My thought is that "interpret argument as literal text" or "interpret argument as wikitext" is a decision to be made by the template author.

This could be done by adding some new syntax that works like {{{foo}}} but doesn't expand the wikitext. Personally I'm skeptical that making wikitext even more confusing in that way would be a good idea, versus leaving such cases to be done via Scribunto where code can be better structured and have comments, but either way it doesn't need heredoc syntax to be able to do it.

It's an implicit (or with TemplateData, perhaps explicit) type annotation on the arguments as they are used.

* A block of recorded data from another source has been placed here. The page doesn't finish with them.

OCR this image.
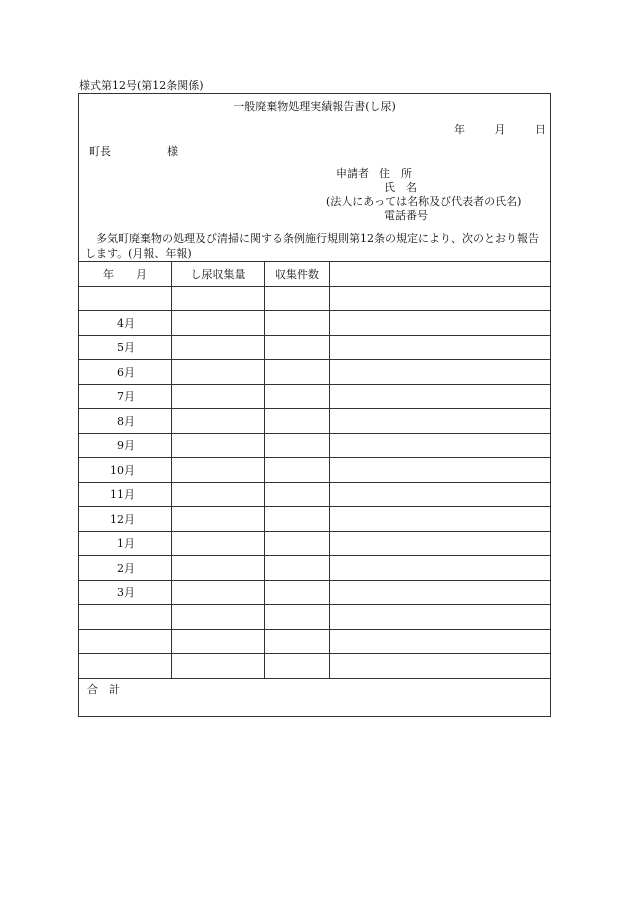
様式第12号(第12条関係)
一般廃棄物処理実績報告書(し尿)
年	月	日
町長	様
申請者 住　所
氏　名
(法人にあっては名称及び代表者の氏名)
電話番号
多気町廃棄物の処理及び清掃に関する条例施行規則第12条の規定により、次のとおり報告します。(月報、年報)
年　　月	し尿収集量	収集件数	

4月			
5月			
6月			
7月			
8月			
9月			
10月			
11月			
12月			
1月			
2月			
3月			

合　計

Implicit as it's used, sure. TemplateData, maybe not. How would TemplateData handle annotating parameter 1 of en:Template:Demo, that currently uses <nowiki> and Scribunto to show both unexpanded and expanded versions of the parameter?

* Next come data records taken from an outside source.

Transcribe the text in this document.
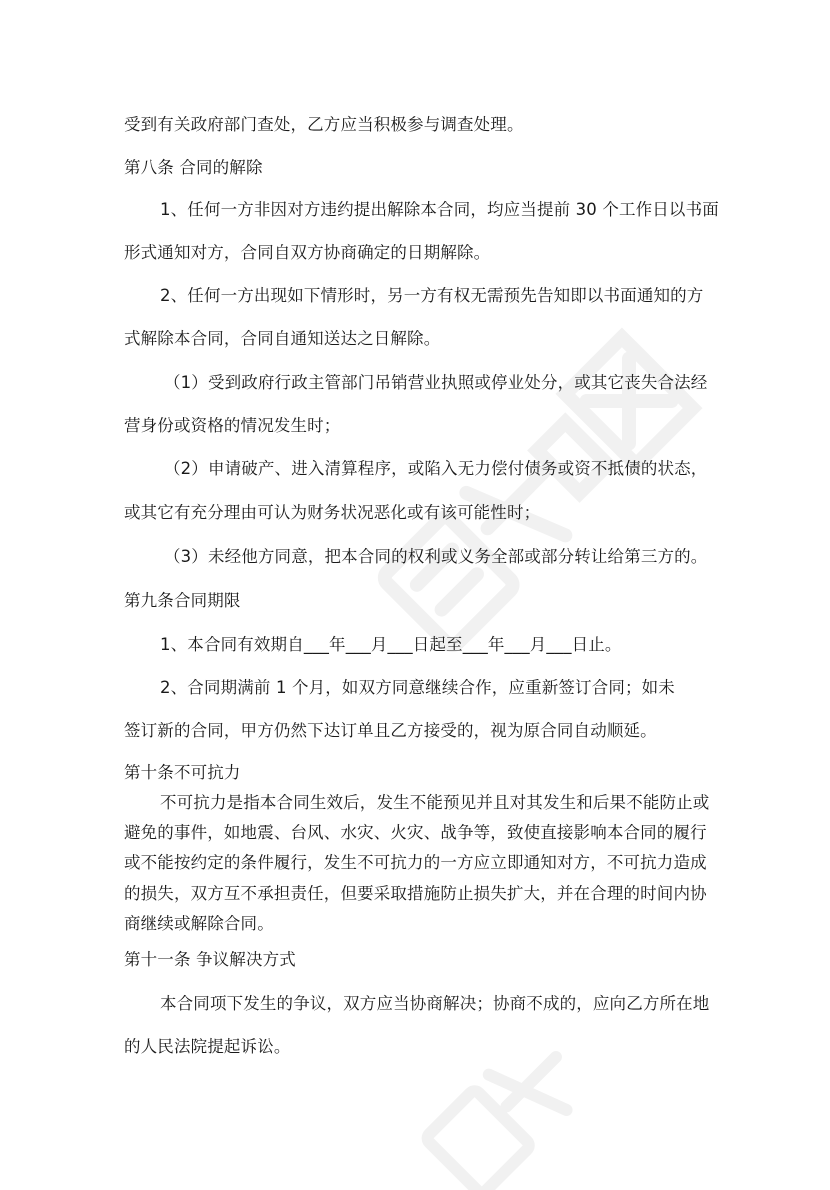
受到有关政府部门查处，乙方应当积极参与调查处理。
第八条 合同的解除
1、任何一方非因对方违约提出解除本合同，均应当提前 30 个工作日以书面
形式通知对方，合同自双方协商确定的日期解除。
2、任何一方出现如下情形时，另一方有权无需预先告知即以书面通知的方
式解除本合同，合同自通知送达之日解除。
（1）受到政府行政主管部门吊销营业执照或停业处分，或其它丧失合法经
营身份或资格的情况发生时；
（2）申请破产、进入清算程序，或陷入无力偿付债务或资不抵债的状态，
或其它有充分理由可认为财务状况恶化或有该可能性时；
（3）未经他方同意，把本合同的权利或义务全部或部分转让给第三方的。
第九条合同期限
1、本合同有效期自___年___月___日起至___年___月___日止。
2、合同期满前 1 个月，如双方同意继续合作，应重新签订合同；如未
签订新的合同，甲方仍然下达订单且乙方接受的，视为原合同自动顺延。
第十条不可抗力
不可抗力是指本合同生效后，发生不能预见并且对其发生和后果不能防止或
避免的事件，如地震、台风、水灾、火灾、战争等，致使直接影响本合同的履行
或不能按约定的条件履行，发生不可抗力的一方应立即通知对方，不可抗力造成
的损失，双方互不承担责任，但要采取措施防止损失扩大，并在合理的时间内协
商继续或解除合同。
第十一条 争议解决方式
本合同项下发生的争议，双方应当协商解决；协商不成的，应向乙方所在地
的人民法院提起诉讼。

The job of the heredoc parser is just to get the raw text through to the template author (or scribunto module author, or parser function, etc) intact; then they get to decide whether to interpret it as wikitext or not.

It could be just that simple. Where it gets complex is if you try to make {{{foo}}} do one thing for {{template|foo={{bar}} <nowiki>{{baz}}</nowiki>}} and another for {{template|foo=<<<{{bar}} <nowiki>{{baz}}</nowiki>>>>}}.

It's comforting to know that option (b) is the intended behavior. I've seen plenty of image-related templates where {{small}} expands to something like thumb|200px and it is used like [[Foo.jpg|{{small}}]] and the | is very much intended to be interpreted *not* literally (ie, option (a)).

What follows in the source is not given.